CASO PETROBRAS, A GOVERNANÇA SOB TENSÃO

CASO PETROBRAS, A GOVERNANÇA SOB TENSÃO

A discussão sobre modelos de governança orientados a shareholders ou stakeholders frequentemente assume contornos conceituais distantes da prática cotidiana das empresas. No entanto, episódios recentes da economia brasileira — em especial a política de preços da Petrobras durante a gestão de Pedro Parente — tornam esse debate inescapavelmente concreto. O caso oferece não apenas uma ilustração, mas um alerta sobre os riscos da governança mal calibrada entre retorno financeiro e impacto sistêmico.

Ao implementar a Política de Paridade Internacional (PPI), a Petrobras passou a ajustar os preços dos combustíveis com base nas flutuações do mercado internacional e do câmbio, adotando uma postura de alinhamento total ao racional financeiro. A medida foi bem recebida pelo mercado: os balanços melhoraram, a dívida da empresa foi reduzida, os acionistas se beneficiaram de uma valorização expressiva dos papéis. Era a lógica do shareholder em sua expressão mais clássica — maximizar o valor ao investidor, com foco exclusivo na eficiência empresarial.

Contudo, essa mesma decisão, quando confrontada com as condições reais da economia brasileira — altamente dependente do transporte rodoviário — gerou efeitos colaterais severos. Em 2018, a política de preços desencadeou uma greve nacional de caminhoneiros que paralisou o abastecimento, afetou cadeias produtivas inteiras e impôs prejuízos bilionários à economia. A política orientada ao acionista revelou-se, na prática, insustentável quando desconectada do ecossistema em que a empresa está inserida.

Esse episódio não trata apenas de política de preços. Ele expõe, com clareza, o limite da governança que ignora os stakeholders em nome de uma racionalidade econômico-financeira unilateral. Empresas — sobretudo aquelas de capital misto, com forte presença pública e impacto setorial relevante — não podem operar como se fossem apenas veículos de geração de valor para o mercado. A legitimidade empresarial hoje é construída na intersecção entre resultado, responsabilidade e previsibilidade institucional.

Governança, nesse contexto, não é uma escolha entre eficiência e impacto social, mas a capacidade de sustentar ambos de forma consistente e mensurável. Organizações que desconsideram esse equilíbrio correm o risco de atingir excelentes indicadores contábeis enquanto se desintegram institucionalmente. Não por ineficiência operacional, mas por miopia estratégica.
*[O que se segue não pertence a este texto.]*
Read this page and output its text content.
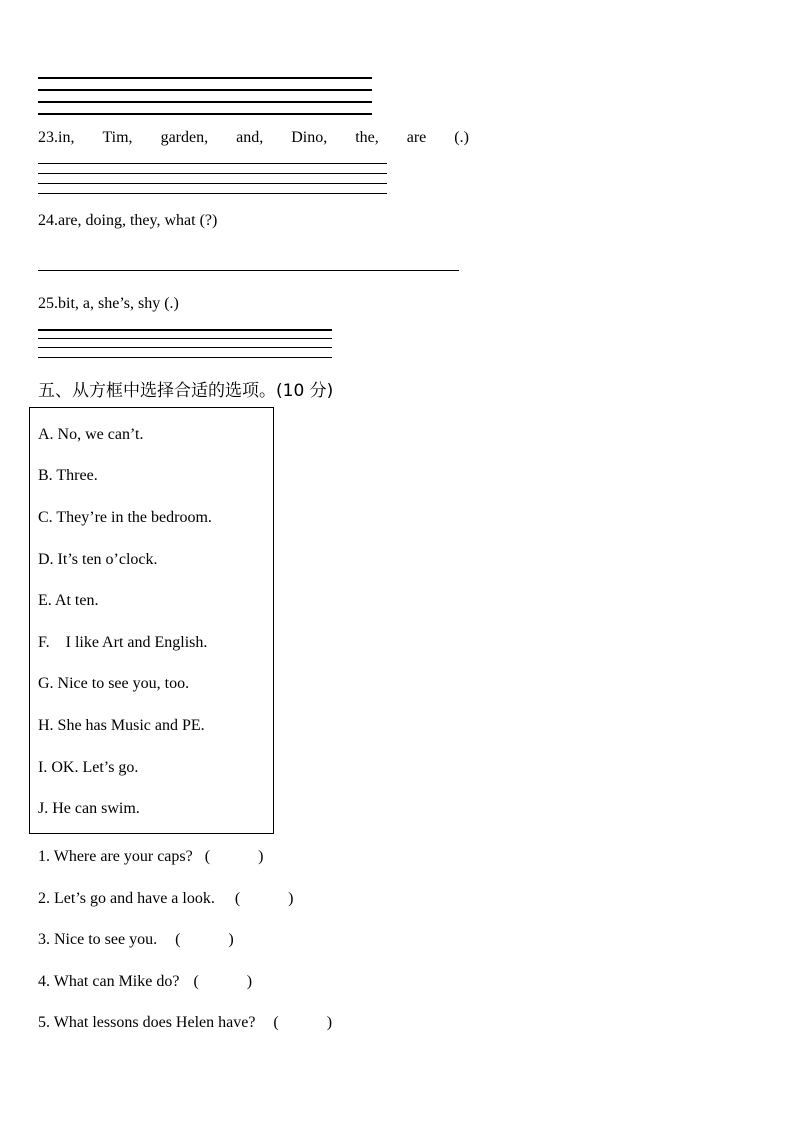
23.in, Tim, garden, and, Dino, the, are (.)
24.are, doing, they, what (?)
25.bit, a, she’s, shy (.)
五、从方框中选择合适的选项。(10 分)
A. No, we can’t.
B. Three.
C. They’re in the bedroom.
D. It’s ten o’clock.
E. At ten.
F.    I like Art and English.
G. Nice to see you, too.
H. She has Music and PE.
I. OK. Let’s go.
J. He can swim.
1. Where are your caps? (            )
2. Let’s go and have a look. (            )
3. Nice to see you. (            )
4. What can Mike do? (            )
5. What lessons does Helen have? (            )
A lição que o caso Petrobras deixa não se restringe às estatais. Ela é extensível a qualquer empresa que opere em ambientes regulados, de alta sensibilidade social ou com interlocução direta com governos, cadeias críticas ou infraestrutura nacional. A governança madura não é aquela que obedece ao interesse de um único grupo, mas a que reconhece a interdependência entre capital, reputação e sustentabilidade.

Nota sobre a natureza jurídica da Petrobras:
A Petrobras é uma sociedade de economia mista sob controle acionário do Governo Federal, regida majoritariamente pelas normas do direito privado, mas submetida à Lei nº 13.303/2016 (Lei das Estatais), ao regime das sociedades anônimas e a regras específicas de governança pública. Essa natureza híbrida impõe desafios adicionais à sua gestão, exigindo o equilíbrio constante entre retorno ao investidor e compromisso com o interesse público, o que torna seu modelo de governança particularmente sensível a tensões políticas e institucionais.